Whether it holds is a different question. Forty organizations is not a tight secret. Each one has engineers, contractors, procurement systems, and Slack channels. Capabilities diffuse. The question isn’t if, it’s how fast.
What this means for the rest of us
I’ve been building on Claude for months — Claude Code as my daily driver, MCP tooling, agentic workflows across my projects. The current models are already useful for security work: code review, audit assistance, finding logic errors. Clawdit, my smart contract audit platform, uses Claude for exactly this.

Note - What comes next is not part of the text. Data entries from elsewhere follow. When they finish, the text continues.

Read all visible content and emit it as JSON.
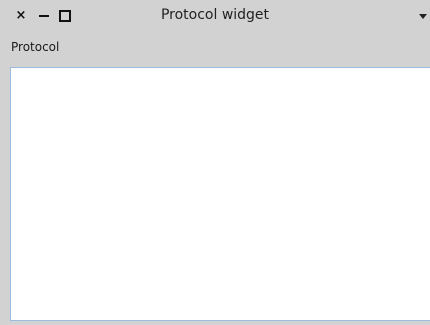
{
  "window": {
    "title": "Protocol widget",
    "buttons": {
      "close_glyph": "×",
      "close_icon": "close-icon",
      "minimize_icon": "minimize-icon",
      "maximize_icon": "maximize-icon"
    },
    "menu_icon": "chevron-down-icon"
  },
  "main": {
    "label": "Protocol",
    "list": {
      "items": []
    }
  },
  "colors": {
    "background": "#d2d2d2",
    "list_background": "#ffffff",
    "list_border": "#9bbbe0"
  }
}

Mythos is a different category. The jump from “useful for security review” to “autonomously chains four vulnerabilities into a working browser exploit” is not incremental. It’s a boundary crossing — the same kind of shift that fuzzing was in the 90s or symbolic execution in the 2000s. Those tools didn’t replace security researchers, but they permanently changed what one researcher could cover in a day. This does the same, at a higher capability ceiling.

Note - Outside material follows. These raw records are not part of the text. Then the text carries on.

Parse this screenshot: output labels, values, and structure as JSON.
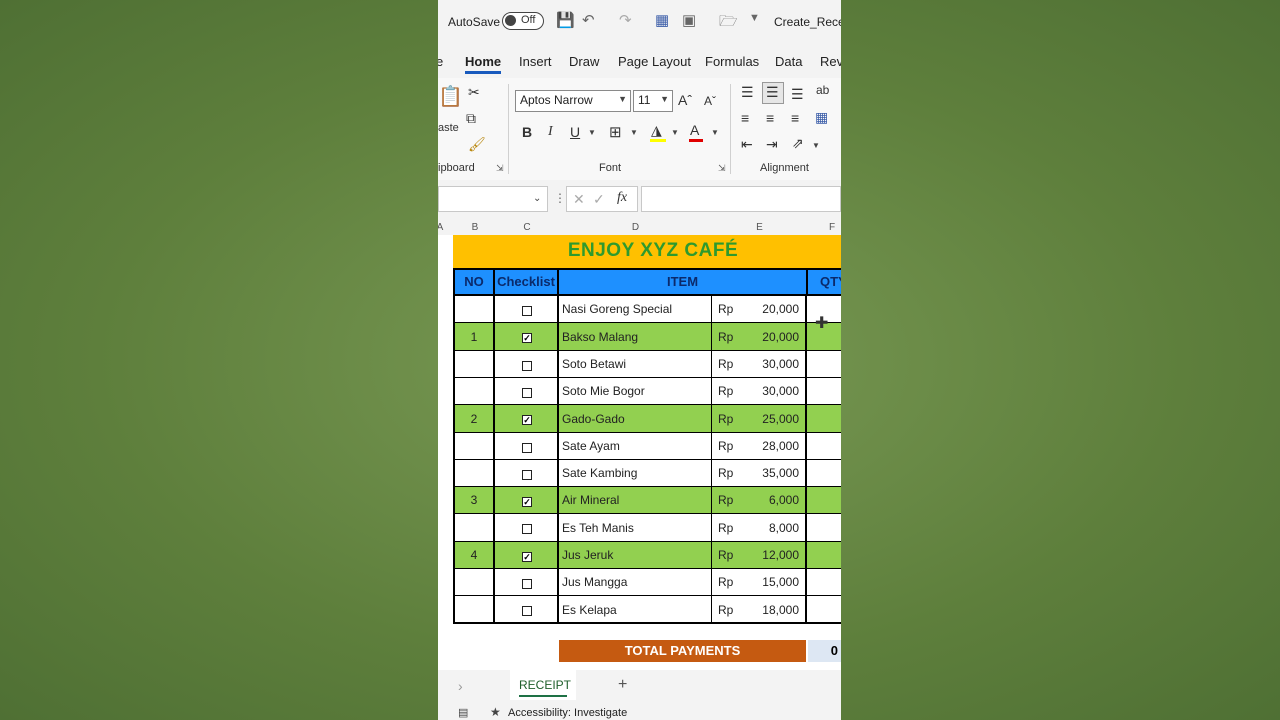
{
  "titlebar": {
    "autosave_label": "AutoSave",
    "autosave_state": "Off",
    "filename": "Create_Receip"
  },
  "menu": {
    "items": [
      "e",
      "Home",
      "Insert",
      "Draw",
      "Page Layout",
      "Formulas",
      "Data",
      "Rev"
    ]
  },
  "ribbon": {
    "clipboard_label": "ipboard",
    "paste_label": "aste",
    "font_name": "Aptos Narrow",
    "font_size": "11",
    "font_group_label": "Font",
    "alignment_group_label": "Alignment",
    "bold": "B",
    "italic": "I",
    "underline": "U"
  },
  "formula_bar": {
    "fx": "fx",
    "value": ""
  },
  "columns": [
    "A",
    "B",
    "C",
    "D",
    "E",
    "F"
  ],
  "sheet": {
    "banner": "ENJOY  XYZ CAFÉ",
    "headers": {
      "no": "NO",
      "checklist": "Checklist",
      "item": "ITEM",
      "qty": "QTY"
    },
    "currency": "Rp",
    "rows": [
      {
        "no": "",
        "checked": false,
        "item": "Nasi Goreng Special",
        "price": "20,000"
      },
      {
        "no": "1",
        "checked": true,
        "item": "Bakso Malang",
        "price": "20,000"
      },
      {
        "no": "",
        "checked": false,
        "item": "Soto Betawi",
        "price": "30,000"
      },
      {
        "no": "",
        "checked": false,
        "item": "Soto Mie Bogor",
        "price": "30,000"
      },
      {
        "no": "2",
        "checked": true,
        "item": "Gado-Gado",
        "price": "25,000"
      },
      {
        "no": "",
        "checked": false,
        "item": "Sate Ayam",
        "price": "28,000"
      },
      {
        "no": "",
        "checked": false,
        "item": "Sate Kambing",
        "price": "35,000"
      },
      {
        "no": "3",
        "checked": true,
        "item": "Air Mineral",
        "price": "6,000"
      },
      {
        "no": "",
        "checked": false,
        "item": "Es Teh Manis",
        "price": "8,000"
      },
      {
        "no": "4",
        "checked": true,
        "item": "Jus Jeruk",
        "price": "12,000"
      },
      {
        "no": "",
        "checked": false,
        "item": "Jus Mangga",
        "price": "15,000"
      },
      {
        "no": "",
        "checked": false,
        "item": "Es Kelapa",
        "price": "18,000"
      }
    ],
    "total_label": "TOTAL PAYMENTS",
    "total_value": "0"
  },
  "tabs": {
    "active": "RECEIPT",
    "add": "+"
  },
  "status": {
    "accessibility": "Accessibility: Investigate"
  },
  "colors": {
    "banner": "#ffc000",
    "header": "#1e90ff",
    "selected_row": "#92d050",
    "total": "#c55a11"
  }
}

Two things are now true simultaneously:
Defenders will get better tools. Automated vulnerability discovery at Mythos-level capability, deployed by the organizations that own critical infrastructure, will close bugs that would otherwise survive for another decade. That’s genuinely good.
The attacker side catches up. Not through Mythos specifically — the access controls will hold for a while. But the capability exists. Other labs are close. The assumption that vulnerability discovery is bottlenecked by human researcher time is going away.
You can’t fight what you don’t know
Here’s the uncomfortable truth about Mythos-class threats: the exploits it generates are built on the same foundations that have always existed — unpatched systems, supply chain compromises, leaked credentials, misconfigured services. The AI doesn’t invent new attack surfaces. It just finds and chains the existing ones faster than any human researcher can.
Which means the boring stuff still matters. More than ever.
I built two tools earlier this year that feel more relevant now than when I wrote them.
macosx-audit is a single-file bash script that audits your Mac’s security posture — SIP, Gatekeeper, FileVault, persistence mechanisms (LaunchAgents, daemons, login items), shell profile injection patterns, and supply chain exposure: recently installed VS Code extensions, non-default brew taps, npm globals, MCP server configs. ~80 checks, no root required, no agents. The supply chain section is the one I care most about. You probably have software on your machine you don’t remember installing. That’s an attack surface.
bioenv solves the .env file problem. API keys and credentials sitting in plaintext files are exactly what automated exploit chains go for after initial access. bioenv replaces them with AES-256-GCM encrypted storage backed by macOS Keychain, unlocked by Touch ID. No fingerprint, no secrets. The secrets never exist in plaintext on disk.
Neither of these tools stops Mythos. Nothing you run on your laptop stops a well-resourced attacker with Mythos-class tooling. But they close the cheap wins — the attack paths that don’t require novel zero-days, just patience and automation. And right now, closing cheap wins is the leverage point most people have.
The honest position
I can’t test Mythos. I’m not in the Glasswing consortium. I’m a solo engineer, not a Fortune 500 company with a signed Anthropic partnership.
What I can do is read the red team report carefully and update my mental model of what AI-assisted security tooling will look like in 18 months. The answer is: significantly more capable than anything available today, and available to well-resourced attackers before it’s available to everyone else.
Build your defenses assuming the attacker has better tools than you do. Concretely: patch windows get shorter (automated exploit generation compresses the gap between disclosure and weaponization), monitoring needs to assume faster and more novel attack patterns, and any system that was “secure enough” because finding the bug was hard is now on borrowed time.
That’s been true for a while. It’s more true now.